The question is what this will mean for Yemen. Riyadh hopes to conclude a formal agreement with the Houthis that would end Saudi-Houthi hostilities and establish a formal peace process between the Houthis and the government, which Saudi Arabia, and other regional and international actors, would then support with development programs. Al-Alimi has been tasked with implementing this Saudi vision, and international pressure on the STC to let the process play out has been intense, particularly in recent weeks. The UAE is the main sponsor of four of the PLC’s eight members, who will likely remonstrate against the terms of an agreement if and when it happens, but the international community is clearly behind Riyadh’s program to conclude its involvement in the war and push the parties into a formal peace process.

On the ground it’s another story. Any of the armed groups under the control of PLC members could agitate against Houthi or Saudi and government-backed forces in any number of locations, should they view the new arrangements as unsatisfactory. Riyadh seems to have prepared itself for this eventuality by placing the Saudi-backed Nation’s Shield forces under Al-Alimi’s control, but the STC’s actions in Hadramawt clearly worry the Saudi leadership. The Houthis may view the fracturing of the alliance as an opportunity, and there are already signs of their mobilizing for conflict in Marib, Taiz, and Lahj. Disorganization could provide openings for other groups too: Al-Qaeda in the Arabian Peninsula is currently more focused on government and STC forces in the south than targeting the Houthis.

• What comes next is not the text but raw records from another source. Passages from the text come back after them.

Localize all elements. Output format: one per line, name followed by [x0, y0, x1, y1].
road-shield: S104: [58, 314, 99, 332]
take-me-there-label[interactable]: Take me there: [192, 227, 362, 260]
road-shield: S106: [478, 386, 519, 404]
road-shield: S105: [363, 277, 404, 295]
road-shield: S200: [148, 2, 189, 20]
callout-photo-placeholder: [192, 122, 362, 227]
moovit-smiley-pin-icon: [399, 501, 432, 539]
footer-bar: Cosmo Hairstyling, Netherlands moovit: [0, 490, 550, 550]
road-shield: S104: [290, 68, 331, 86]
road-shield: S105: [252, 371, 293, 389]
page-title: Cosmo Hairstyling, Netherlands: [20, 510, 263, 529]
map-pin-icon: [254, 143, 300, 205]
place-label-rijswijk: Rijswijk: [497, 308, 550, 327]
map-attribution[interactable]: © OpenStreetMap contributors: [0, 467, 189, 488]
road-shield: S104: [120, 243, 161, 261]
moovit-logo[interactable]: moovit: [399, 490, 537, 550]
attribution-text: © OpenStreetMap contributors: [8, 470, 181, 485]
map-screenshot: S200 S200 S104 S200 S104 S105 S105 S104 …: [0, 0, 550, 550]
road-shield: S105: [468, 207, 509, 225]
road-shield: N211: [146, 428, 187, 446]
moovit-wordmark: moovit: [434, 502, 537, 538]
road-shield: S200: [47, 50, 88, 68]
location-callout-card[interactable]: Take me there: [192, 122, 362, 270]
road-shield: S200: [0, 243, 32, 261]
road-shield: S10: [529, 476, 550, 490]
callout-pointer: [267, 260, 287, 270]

The door for provoking continued conflict on the ground is wide open: low-level attrition has the power to undermine whatever gains are made in peace talks. Absent a return to a broader conflagration in Yemen, this is perhaps the greatest danger of the Saudi-UAE rift – no war, but no peace, and the slow draining of hope after what finally looked like a chance for deconfliction and a measure of stability.